Title: Blue Lock Vol. 2
Author: Muneyuki Kaneshiro, Yusuke Nomura
Release Date: April 20, 2021
Publisher: Kodansha Comics
The competition finally starts for real in Blue Lock Vol. 2. After the first volume set up the story and its unforgiving tone, it’s time for Team Z to participate in a round-robin tournament. As the lowest of the lower-rank players, they’ll have to figure out a way to win.
As everyone in the Blue Lock project is a striker, this makes for an unbalanced team. Everyone wants to shine as the center forward who carries the team, as expected from an “ego developing project.” And having a rule that outright states the loser teams’ top scores get to stay certainly doesn’t alleviate their animosities.

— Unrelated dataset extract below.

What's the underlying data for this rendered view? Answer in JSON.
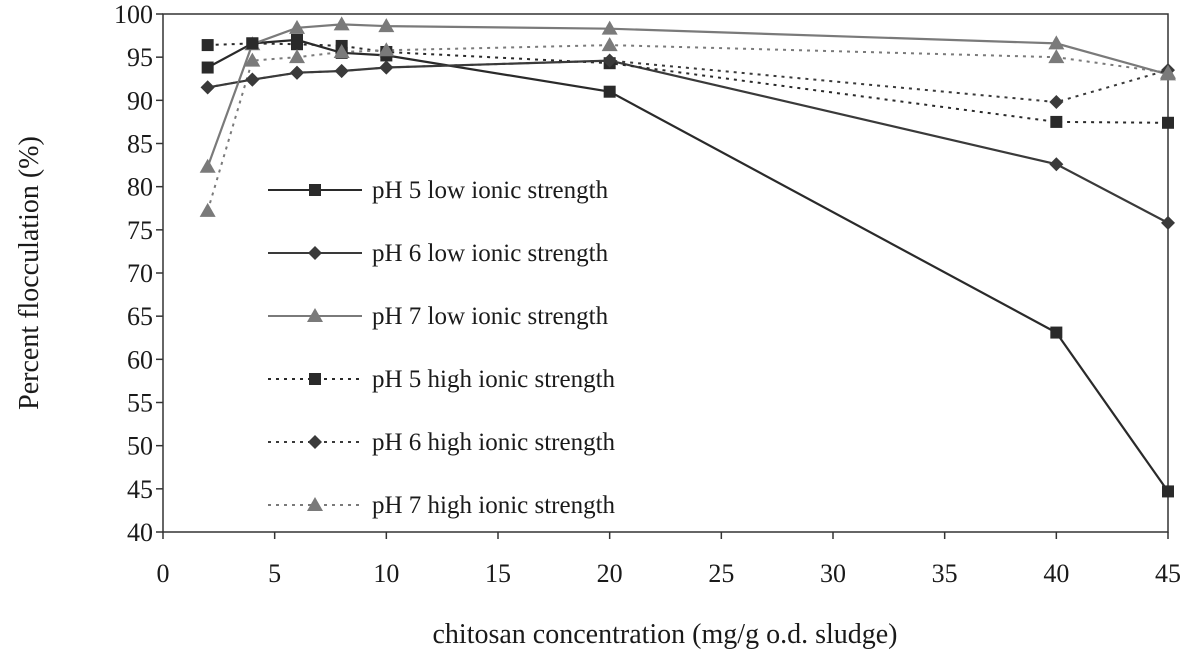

The result is a pathetic display of team play that actively undermines everyone’s skills at first. When everyone’s trying to get the ball for themselves, it’s necessary to find some way to make a difference in the field. Any group that fails at this will face elimination.

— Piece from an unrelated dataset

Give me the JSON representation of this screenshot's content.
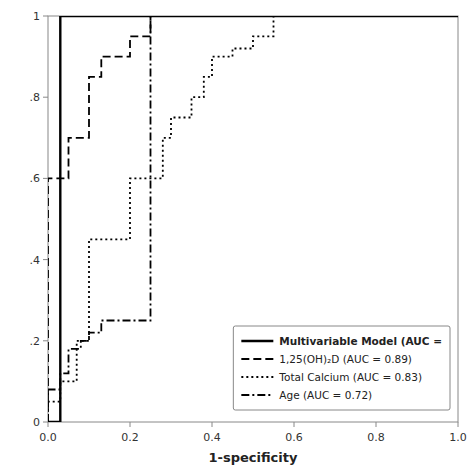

With a tone similar to a survival game, the story keeps its high tension from start to finish. It’s an interesting way to develop its premise of the impact of individual effort and having a star on the field. The manga itself has a very cynical and edgy outlook on its subject, making it feel different from its counterparts.
The protagonist, Isagi, has a unique duality revolving around teamwork mentality and wishing to break through and score himself. He has that hunger to motivate him as a striker, to the point he can even be scary by feeling good when he defeats others. One of the best points of the volume is seeing him struggle to figure out what could be his “weapon” against the other teams.
Besides Isagi, other Team Z players also get to show their personalities off a little more. While Bachira continues to be the closest ally to the protagonist, this volume lets the reader see the style of the others, such as Kunigami, Kuon, and Gagamaru.
Though the series is trying to set itself apart by ignoring usual friendship themes, playing together still means those characters develop a sense of partnership. It’s just more subtle and a little more business-like, a collaboration needed to survive.
The illustrations by Yusuke Nomura continue to be impressive. There are two matches in the volume, and both feature multiple dynamic scenes. I particularly like the moments that focus on the characters’ eyes while deforming their faces slightly to give them extra emotional impact. Despite that, it still manages to keep consistency, clarity, and beautiful form.
Blue Lock Vol. 2 continues its strong sense of tension that hinges on a death game atmosphere. Forced to play as a team, the group of strikers has to figure out a way to grow and survive. Otherwise, they’ll continue being nobodies. It’s an exciting soccer story, and I can’t wait to see how things will play out in the next matches.